Soegeng mengenang perbincangannya bersama Tong Djoe tahun 2019 di Jakarta selama dua jam lebih.

Tong Djoe yang mendirikan grup usaha Tunas itu sangat bersahaja dan mengingatkan pentingnya hubungan strategis yang saling melengkapi antara Indonesia dan China.

Dalam pandangan Soegeng, salah satu kelebihan Indonesia dalam relasi saling melengkapi dengan China adalah kemampuan diplomasi Indonesia dalam menjalin hubungan tanpa mendominasi.

Sebagai bukti adalah kesetaraan dan stabilitas ASEAN sebagai blok ekonomi nomor empat di dunia.

Tong Djoe semasa hidup sangat mengedepankan rasa dan budaya dalam menjalin hubungan Indonesia-China.

Sebagai sesama negara dengan peradaban tua ribuan tahun, China dan Indonesia merupakan faktor penentu di kawasan Asia Tenggara dan Asia Timur.

Narasi tentang warisan peradaban Asia tersebut dipertegas oleh mantan Presiden Dewan Keamanan PBB dan Dubes Singapura untuk PBB, Kishore Mahbubani, yang menulis buku The New Asian Hemisphere dan Has China Won yang menjelaskan betapa peradaban China, Indonesia-ASEAN, India, dan dunia Islam terus berkembang dan memiliki peradaban tua yang mengedepankan olah rasa dan tenggang rasa dalam menjalin hubungan regional dan internasional.

Hubungan sesama bangsa Asia yang telah berjalan ribuan tahun dilandasi pada budaya dan persahabatan, bukan dibatasi sekat persaingan ideologi demokrasi dan sosialisme dan juga komunisme, yang sebetulnya warisan awal abad ke-20 di Eropa kemudian dibawa ke Asia dan Afrika.

Kolumnis dan pengamat ekonomi Christianto Wibisono dalam esai tentang Menteri Sekretaris Negara (Mensesneg) Moerdiono, Sukamdani dari Grup Sahid, dan Tong Djoe menuliskan, gerilya mereka bertiga tahun 1985 menghasilkan pemulihan hubungan diplomatik RI-China tahun 1990. Christianto Wibisono menulis, Tong Djoe menghabiskan hari tuanya secara sederhana, tinggal di sebuah rumah toko di bilangan Jalan Hayam Wuruk, tidak jauh dari kantor Kompas Gramedia di Jalan Gajah Mada, Jakarta Barat.

Adapun mantan pengajar Bahasa Indonesia dan staf China Radio Internasional seksi Bahasa Indonesia di Beijing, Edi Prabowo Witanto, yang berinteraksi dengan Tong Djoe di China dalam kurun 1994-1997 mengatakan, Tong Djoe adalah sosok besar yang tidak kelihatan. ”Banyak taipan kita kenal namanya yang mengembangkan bisnis antara Indonesia dan China.
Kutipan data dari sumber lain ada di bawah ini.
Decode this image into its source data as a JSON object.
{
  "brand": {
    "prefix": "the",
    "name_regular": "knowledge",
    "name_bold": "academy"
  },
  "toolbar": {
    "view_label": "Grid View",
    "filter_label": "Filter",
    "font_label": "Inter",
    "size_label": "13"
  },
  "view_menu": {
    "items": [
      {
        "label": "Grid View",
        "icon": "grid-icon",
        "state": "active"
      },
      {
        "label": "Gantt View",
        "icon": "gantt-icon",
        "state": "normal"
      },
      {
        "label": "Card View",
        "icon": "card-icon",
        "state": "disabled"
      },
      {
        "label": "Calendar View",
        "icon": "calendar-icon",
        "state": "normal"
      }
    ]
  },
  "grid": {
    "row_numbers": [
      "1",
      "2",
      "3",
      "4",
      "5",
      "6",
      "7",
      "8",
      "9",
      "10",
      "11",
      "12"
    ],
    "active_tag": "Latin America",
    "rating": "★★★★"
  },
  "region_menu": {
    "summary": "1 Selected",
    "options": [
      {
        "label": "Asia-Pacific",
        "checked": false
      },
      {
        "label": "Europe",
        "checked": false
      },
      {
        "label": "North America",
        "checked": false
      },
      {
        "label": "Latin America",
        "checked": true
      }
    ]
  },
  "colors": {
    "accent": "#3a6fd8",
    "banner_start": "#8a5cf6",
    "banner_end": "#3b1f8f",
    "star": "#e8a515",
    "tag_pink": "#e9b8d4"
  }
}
Tetapi, di balik layar, orang yang banyak berperan adalah Pak Tong Djoe. Dalam hubungan bisnis resmi ataupun hubungan antarpejabat dua negara, beliau banyak berperan di balik layar,” kata Edi Prabowo.

Menurut Edi Prabowo, ada pertemuan dan kesepakatan penting Indonesia-China yang dicapai dalam kurun waktu panjang yang di belakang layarnya ada sosok Tong Djoe sebagai penyampai pesan dan pembuka lobi informal antara dua negara.

Sejak masa Presiden Soekarno, Presiden Soeharto, Presiden BJ Habibie, Presiden Abdurrahman Wahid, Presiden Megawati Soekarnoputri, Presiden Susilo Bambang Yudhoyono, dan Presiden Joko Widodo, Tong Djoe menjadi sosok yang dihormati serta berdiri sebagai orangtua yang arif dalam membina hubungan Indonesia-China.